O ser humano é um ser que escolhe através dos escaninhos da subjetividade moldada pela cultura.
O currículo articula-se com o conteúdo programático para legitimar as práticas do aparelho ideológico do Estado e, assim, ocorre a naturalização de uma seleção cultural.
Essa opção pela naturalização torna míope e obtusa o entendimento da pobreza, da guerra, do analfabetismo, da fome e violência contra as minorias. Pensando com Brecht em "Nada é impossível de mudar":
“Desconfiai do mais trivial, na aparência singela. E examinai, sobretudo, o que parece habitual. Suplicamos expressamente: não aceiteis o que é de hábito como coisa natural, pois em tempo de desordem sangrenta, de confusão organizada, de arbitrariedade consciente, de humanidade desumanizada, nada deve parecer natural, nada deve parecer impossível de mudar".
Quatro pensadores abordaram a questão curricular, Forquin, Silva, Apple e Freire:
“A cada geração, a cada ‘renovação’ da pedagogia, e dos programas, são partes inteiras da herança que desaparecem da “memória escolar”, ao mesmo tempo que novos elementos surgem, novos conteúdos e novas formas de saber, novas configurações epistêmico-didáticas, novos modelos de certeza, novas definições de excelência acadêmica ou cultural, novos valores.” (FORQUIN)
"O currículo é assim, 'documento de identidade' reflexo do momento histórico em questão e diretamente vinculado às relações de poder, a organização e estruturação da sociedade, e a visão de mundo do grupo social dominante. (SILVA)
“A escola torna-se uma escola de ‘classes sociais’, pois o currículo transmitido em escolas onde os indivíduos pertencem a classe dominante são completamente distintos dos conhecimentos das escolas das outras classes.
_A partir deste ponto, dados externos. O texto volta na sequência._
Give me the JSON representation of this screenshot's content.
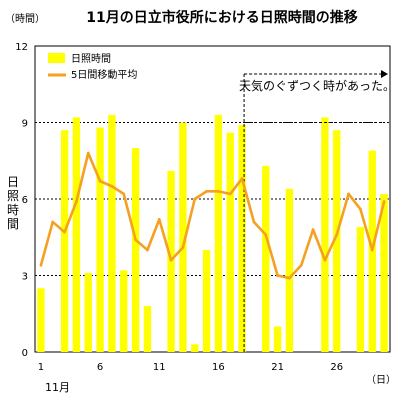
{
  "chart_data": {
    "type": "bar",
    "title": "11月の日立市役所における日照時間の推移",
    "y_unit": "（時間）",
    "ylabel": "日照時間",
    "x_unit": "（日）",
    "month_label": "11月",
    "ylim": [
      0,
      12
    ],
    "y_ticks": [
      "0",
      "3",
      "6",
      "9",
      "12"
    ],
    "x_tick_labels": [
      "1",
      "6",
      "11",
      "16",
      "21",
      "26"
    ],
    "x_tick_days": [
      1,
      6,
      11,
      16,
      21,
      26
    ],
    "grid": "dashed horizontal",
    "legend": {
      "placement": "top-left",
      "bar": "日照時間",
      "line": "5日間移動平均"
    },
    "annotation": "天気のぐずつく時があった。",
    "annotation_start_day": 18,
    "colors": {
      "bar": "#ffff00",
      "line": "#f5a020",
      "grid": "#000000"
    },
    "series": [
      {
        "name": "日照時間",
        "kind": "bar",
        "x": [
          1,
          2,
          3,
          4,
          5,
          6,
          7,
          8,
          9,
          10,
          11,
          12,
          13,
          14,
          15,
          16,
          17,
          18,
          19,
          20,
          21,
          22,
          23,
          24,
          25,
          26,
          27,
          28,
          29,
          30
        ],
        "values": [
          2.5,
          0,
          8.7,
          9.2,
          3.1,
          8.8,
          9.3,
          3.2,
          8.0,
          1.8,
          0,
          7.1,
          9.0,
          0.3,
          4.0,
          9.3,
          8.6,
          8.9,
          0,
          7.3,
          1.0,
          6.4,
          0,
          0,
          9.2,
          8.7,
          0,
          4.9,
          7.9,
          6.2
        ]
      },
      {
        "name": "5日間移動平均",
        "kind": "line",
        "x": [
          1,
          2,
          3,
          4,
          5,
          6,
          7,
          8,
          9,
          10,
          11,
          12,
          13,
          14,
          15,
          16,
          17,
          18,
          19,
          20,
          21,
          22,
          23,
          24,
          25,
          26,
          27,
          28,
          29,
          30
        ],
        "values": [
          3.4,
          5.1,
          4.7,
          5.9,
          7.8,
          6.7,
          6.5,
          6.2,
          4.4,
          4.0,
          5.2,
          3.6,
          4.1,
          6.0,
          6.3,
          6.3,
          6.2,
          6.8,
          5.1,
          4.6,
          3.0,
          2.9,
          3.4,
          4.8,
          3.6,
          4.6,
          6.2,
          5.6,
          4.0,
          5.9
        ]
      }
    ]
  }
}
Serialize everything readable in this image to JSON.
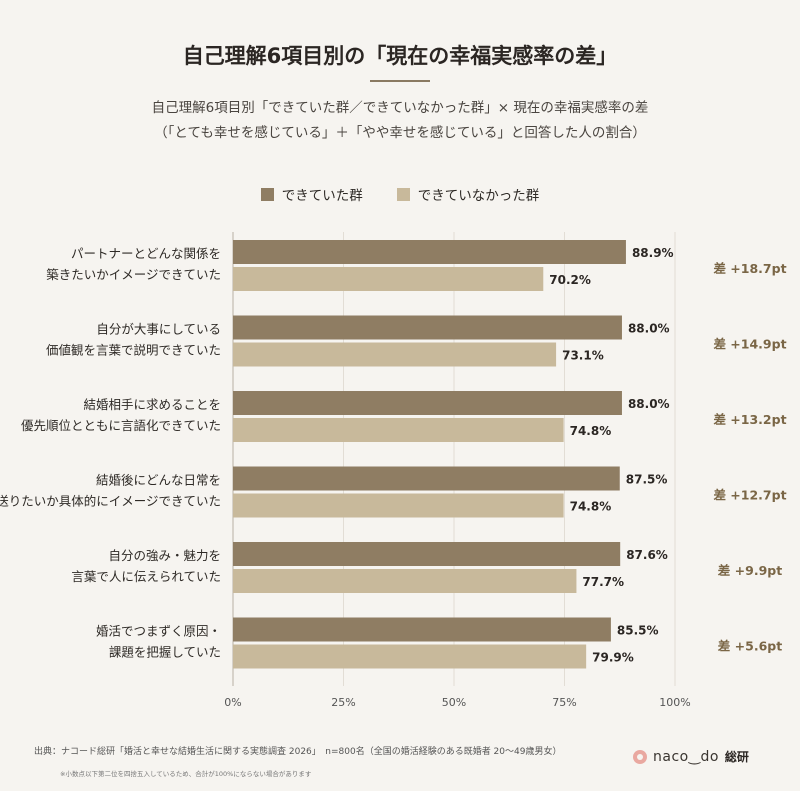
{
  "title": "自己理解6項目別の「現在の幸福実感率の差」",
  "subtitle_line1": "自己理解6項目別「できていた群／できていなかった群」× 現在の幸福実感率の差",
  "subtitle_line2": "（「とても幸せを感じている」＋「やや幸せを感じている」と回答した人の割合）",
  "legend": [
    {
      "label": "できていた群",
      "color": "#8f7d63"
    },
    {
      "label": "できていなかった群",
      "color": "#c8b99b"
    }
  ],
  "chart_data": {
    "type": "bar",
    "orientation": "horizontal",
    "categories": [
      [
        "パートナーとどんな関係を",
        "築きたいかイメージできていた"
      ],
      [
        "自分が大事にしている",
        "価値観を言葉で説明できていた"
      ],
      [
        "結婚相手に求めることを",
        "優先順位とともに言語化できていた"
      ],
      [
        "結婚後にどんな日常を",
        "送りたいか具体的にイメージできていた"
      ],
      [
        "自分の強み・魅力を",
        "言葉で人に伝えられていた"
      ],
      [
        "婚活でつまずく原因・",
        "課題を把握していた"
      ]
    ],
    "series": [
      {
        "name": "できていた群",
        "color": "#8f7d63",
        "values": [
          88.9,
          88.0,
          88.0,
          87.5,
          87.6,
          85.5
        ],
        "labels": [
          "88.9%",
          "88.0%",
          "88.0%",
          "87.5%",
          "87.6%",
          "85.5%"
        ]
      },
      {
        "name": "できていなかった群",
        "color": "#c8b99b",
        "values": [
          70.2,
          73.1,
          74.8,
          74.8,
          77.7,
          79.9
        ],
        "labels": [
          "70.2%",
          "73.1%",
          "74.8%",
          "74.8%",
          "77.7%",
          "79.9%"
        ]
      }
    ],
    "differences": [
      "差 +18.7pt",
      "差 +14.9pt",
      "差 +13.2pt",
      "差 +12.7pt",
      "差 +9.9pt",
      "差 +5.6pt"
    ],
    "difference_color": "#7a6646",
    "xlim": [
      0,
      100
    ],
    "xticks": [
      0,
      25,
      50,
      75,
      100
    ],
    "xtick_labels": [
      "0%",
      "25%",
      "50%",
      "75%",
      "100%"
    ],
    "grid": true,
    "legend_position": "top-center"
  },
  "footer": {
    "source": "出典：ナコード総研「婚活と幸せな結婚生活に関する実態調査 2026」　n=800名（全国の婚活経験のある既婚者 20〜49歳男女）",
    "note": "※小数点以下第二位を四捨五入しているため、合計が100%にならない場合があります"
  },
  "logo": {
    "text": "naco‿do",
    "suffix": "総研",
    "icon": "pink-ring-icon"
  }
}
O conteúdo que vai desenvolver o indivíduo pensante é ensinado somente aos elementos da classe dominante para que assim eles possam ter condições de continuar nessa posição”. (APPLE).
Durante o período da colonização tivemos uma educação eurocêntrica que ignorou as culturas indígena e africana.
Esse modelo eurocêntrico perpetuou o paradigma de que o único saber possível se dá nos moldes acadêmicos regidos pelo cartesianismo, nunca fora dos muros da escola.
“Ninguém educa ninguém, ninguém educa a si mesmo, os homens se educam entre si, mediatizados pelo mundo” (Freire)
Aprende-se desde a mais tenra idade a odiar o negro, a considerar a mulher com menor valia, a ver o índio como um fóssil vivo e que só a religião do homem branco é certa e redentora. Por ser aprendido e não “nascido assim” com ódios gratuitos, que tais chagas sociais se reportam e se articulam com a prática educacional.
O desafio atual, que já é por demais tardio, é mitigar as mazelas sociais e promover a alteridade através do exercício de uma gestão democrática no cenário educacional, com o nítido objetivo de estabelecer um currículo que permita a mediação com o mundo, sem perpetuar o etnocentrismo, não legitimar as artimanhas do aparelho ideológico do Estado que culminam na prática da violência simbólica.
Trata-se de re-humanizar a humanidade pela prática pedagógica holística, interreligiosa e que sabe dialogar com universo cyber cultural veloz, porém, com foco e planejamento, exercida por educadores bem preparados e atualizados, que valorizam a Pedagogia dos Projetos e caminham no sentido oposto de uma educação bancária.